The issue of human trafficking for sex is becoming more of a problem all across the upper Midwest. From the oil fields of North Dakota to our neighborhoods here in South Dakota. A symposium was held in Sioux Falls, where a sobering warning was issued.
A meeting like this can look like an academic exercise. But the risks associated with human trafficking are real; the problem is happening right here in Sioux Falls and if you doubt that, listen to this. "When parents send their kids out the door every morning I don't think they realize that they're in jeopardy of being drawn into an industry such as this." South Dakota Congresswoman Kristi Noem hosted this "Justice Against Slavery" event because she says we all need to be aware of this problem....it can no longer be something only lawmakers and police talk about.
"It's about a human being thinking they have the right, the privilege, to control another human being." Kerry Stephenson is with "My Sister Friend's House", a protective shelter for women and children in Sioux Falls we highlighted a little more than three weeks ago. She tells us they are helping, in increasing numbers, women who have been lured into a world where they end up being sold for sex. "It goes on more often than they realize. They need to understand that we need to reach out to people, to our youth and let them know to speak out in case they get approached."

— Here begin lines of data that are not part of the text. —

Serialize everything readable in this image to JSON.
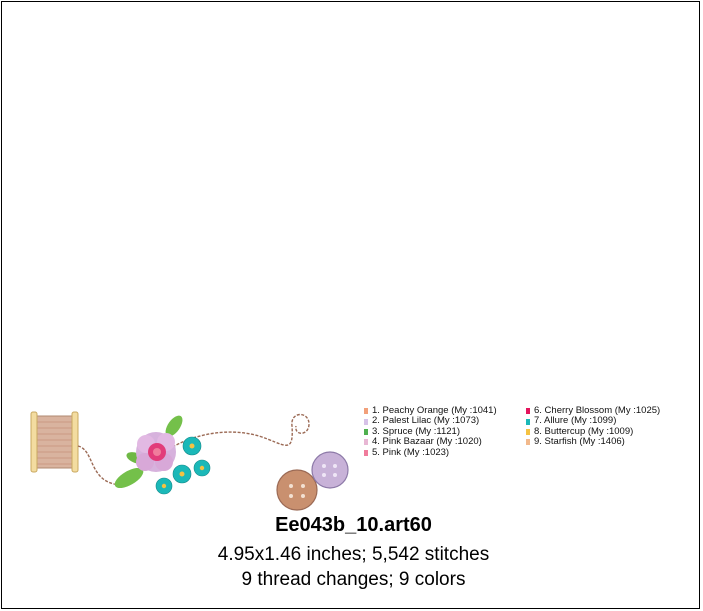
{
  "design": {
    "icon": "embroidery-design-thread-spool-flowers-buttons"
  },
  "legend": {
    "column1": [
      {
        "label": "1.  Peachy Orange (My :1041)",
        "color": "#f2a07a"
      },
      {
        "label": "2.  Palest Lilac (My :1073)",
        "color": "#d7c2e8"
      },
      {
        "label": "3.  Spruce (My :1121)",
        "color": "#4fb04f"
      },
      {
        "label": "4.  Pink Bazaar (My :1020)",
        "color": "#e8b7d4"
      },
      {
        "label": "5.  Pink (My :1023)",
        "color": "#f07c9c"
      }
    ],
    "column2": [
      {
        "label": "6.  Cherry Blossom (My :1025)",
        "color": "#e4145c"
      },
      {
        "label": "7.  Allure (My :1099)",
        "color": "#1bb8b8"
      },
      {
        "label": "8.  Buttercup (My :1009)",
        "color": "#f5c242"
      },
      {
        "label": "9.  Starfish (My :1406)",
        "color": "#f2b98c"
      }
    ]
  },
  "caption": {
    "title": "Ee043b_10.art60",
    "size": "4.95x1.46 inches; 5,542 stitches",
    "changes": "9 thread changes; 9 colors"
  }
}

It's tough to investigate human trafficking: It's always been done in secret but the Internet increases that secrecy. Lieutenant Dave McIntire is with the Sioux Falls Police Department. "Until we see a societal change in the awareness of human trafficking that we will not reach that level of cultural change needed to confront the problem."
Part of that societal change involves people speaking up. Police say it's about victims finding the courage to break away...and every people like you and I..speaking up if we see someone in a situation that doesn't seem right.